Unter dem Motto „Dirty thirty“ luden die RAZORS anlässlich ihres 30jährigen Bandbestehens zum gemütlichen Seniorenkränzchen ins Hamburger Knust ein und holten sich zur musikalischen Unterstützung noch eine Reihe alt gedienter Spielgefährten mit ins Boot. Und so beschlossen auch meine Begleiter und ich, unsere maroden Knochen zur Feier des Tages aus dem Haus zu bewegen. Beim Eintreffen im Knust wurden wir zunächst im Foyer von den exotischen Klängen von HULAPUNK empfangen. Wem diese Formation noch kein Begriff ist, der möge sich vier junge Männer in Hawaihemden, Blumenketten und Flipflops vorstellen, die mit Bass, Ukulele, Percussion und Steel-Guitar Punk-Klassiker im typischen Hawai-Sound nachspielen. Eine Band, die auf jeder Rentner-Kreuzfahrt eine gute Figur abgeben würde!
Kurze Zeit später ging dann auch das eigentliche Konzertprogramm mit den legendären PHANTASTIX los. Und das bedeutet: Ein wenig 77er Punk, ein wenig Rock’n’Roll und die volle Breitseite Hamburg! So durfte auch die legendäre Kiez-Hymne „Das Herz von St. Pauli“ nicht im Programm fehlen, und die Herzschrittmacher des Publikums mussten mindestens drei Frequenzen höher gestellt werden. Mit gut 400 Leuten war der Laden übrigens bis zum Bersten gefüllt, und dass sich bei dem Gedränge niemand einen Oberschenkelhalsbruch zugezogen hat, grenzt wohl an ein Wunder.
Im Anschluss baten die RAMONEZ 77 zum Tanztee. Hamburgs beste und bekannteste RAMONES-Coverband hatte die Rentner-Meute ebenfalls bestens im Griff, und an allen Ecken und Enden wurde so sehr in Erinnerungen an die „Gute, alte Zeit“ geschwelgt, wie es das Langzeitgedächtnis noch hergab. Sofern auch Eigenkompositionen den Weg auf die Setlist fanden, wurden diese einfach als unbekannte B-Seitentracks der RAMONES interpretiert und es hieß plötzlich „Den Song habe ich ja seit 1976 nicht mehr live gehört!“ Jaja, damals…
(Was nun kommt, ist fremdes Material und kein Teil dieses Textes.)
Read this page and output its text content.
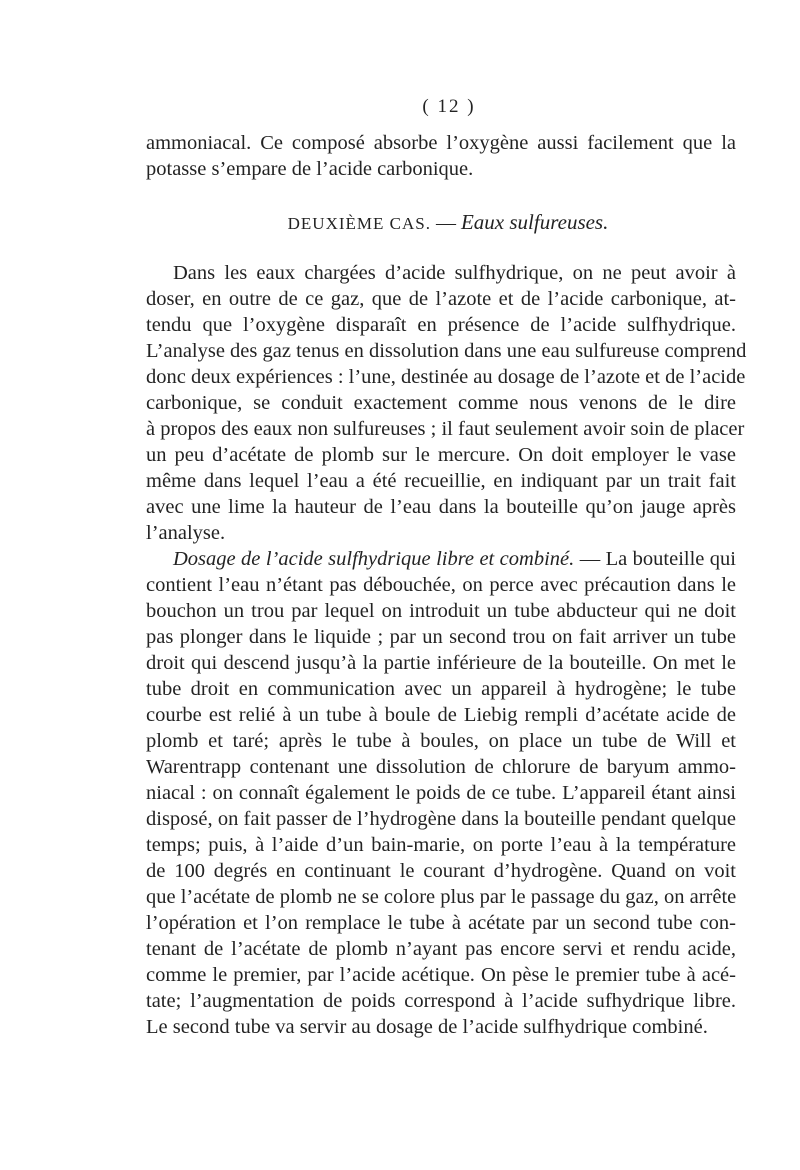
( 12 )
ammoniacal. Ce composé absorbe l’oxygène aussi facilement que la
potasse s’empare de l’acide carbonique.
DEUXIÈME CAS. — Eaux sulfureuses.
Dans les eaux chargées d’acide sulfhydrique, on ne peut avoir à
doser, en outre de ce gaz, que de l’azote et de l’acide carbonique, at-
tendu que l’oxygène disparaît en présence de l’acide sulfhydrique.
L’analyse des gaz tenus en dissolution dans une eau sulfureuse comprend
donc deux expériences : l’une, destinée au dosage de l’azote et de l’acide
carbonique, se conduit exactement comme nous venons de le dire
à propos des eaux non sulfureuses ; il faut seulement avoir soin de placer
un peu d’acétate de plomb sur le mercure. On doit employer le vase
même dans lequel l’eau a été recueillie, en indiquant par un trait fait
avec une lime la hauteur de l’eau dans la bouteille qu’on jauge après
l’analyse.
Dosage de l’acide sulfhydrique libre et combiné. — La bouteille qui
contient l’eau n’étant pas débouchée, on perce avec précaution dans le
bouchon un trou par lequel on introduit un tube abducteur qui ne doit
pas plonger dans le liquide ; par un second trou on fait arriver un tube
droit qui descend jusqu’à la partie inférieure de la bouteille. On met le
tube droit en communication avec un appareil à hydrogène; le tube
courbe est relié à un tube à boule de Liebig rempli d’acétate acide de
plomb et taré; après le tube à boules, on place un tube de Will et
Warentrapp contenant une dissolution de chlorure de baryum ammo-
niacal : on connaît également le poids de ce tube. L’appareil étant ainsi
disposé, on fait passer de l’hydrogène dans la bouteille pendant quelque
temps; puis, à l’aide d’un bain-marie, on porte l’eau à la température
de 100 degrés en continuant le courant d’hydrogène. Quand on voit
que l’acétate de plomb ne se colore plus par le passage du gaz, on arrête
l’opération et l’on remplace le tube à acétate par un second tube con-
tenant de l’acétate de plomb n’ayant pas encore servi et rendu acide,
comme le premier, par l’acide acétique. On pèse le premier tube à acé-
tate; l’augmentation de poids correspond à l’acide sufhydrique libre.
Le second tube va servir au dosage de l’acide sulfhydrique combiné.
Mit den BIG BALLS durfte anschließend eine von Deutschlands ältesten Punkbands (1975 gegründet!) auf die Bühne. Nach so einer langen Zeit darf einem gerne auch schon mal die Puste ausgehen: Irgendwie fehlte bei der musikalischen Mischung aus den RAMONES und PUR (sorry, aber ich habe bei einer Punkrock-Band noch nie so schlimme Gitarren-Soli gehört!) der Biss – da hat wohl jemand vergessen, das Gebiss einzulegen!
Zum krönenden Abschluss gaben sich dann die Geburtstagskinder die Ehre und spielten die größten Hits aus 30 Jahren RAZORS-Historie. Bei soviel Elan traute sich letztendlich auch niemand zu hinterfragen, wie legitim ein derartiges Jubiläum denn angesichts der Tatsache ist, dass die Band in diesen 30 Jahren über 20 Jahre lang pausiert hat… Eines ist jedoch sicher: Anstelle von „Bingo!“ war an diesem Samstagabend „Zugabe!“ der am meisten getätigte Ausruf der Anwesenden. Nachdem die RAZORS dieser Aufforderung mehrmals nachgekommen sind, verließen wir den Ort des Geschehens und ließen uns von einer Bekannten mit dem Auto nach Hause fahren. Wie alte Männer das nun mal so machen.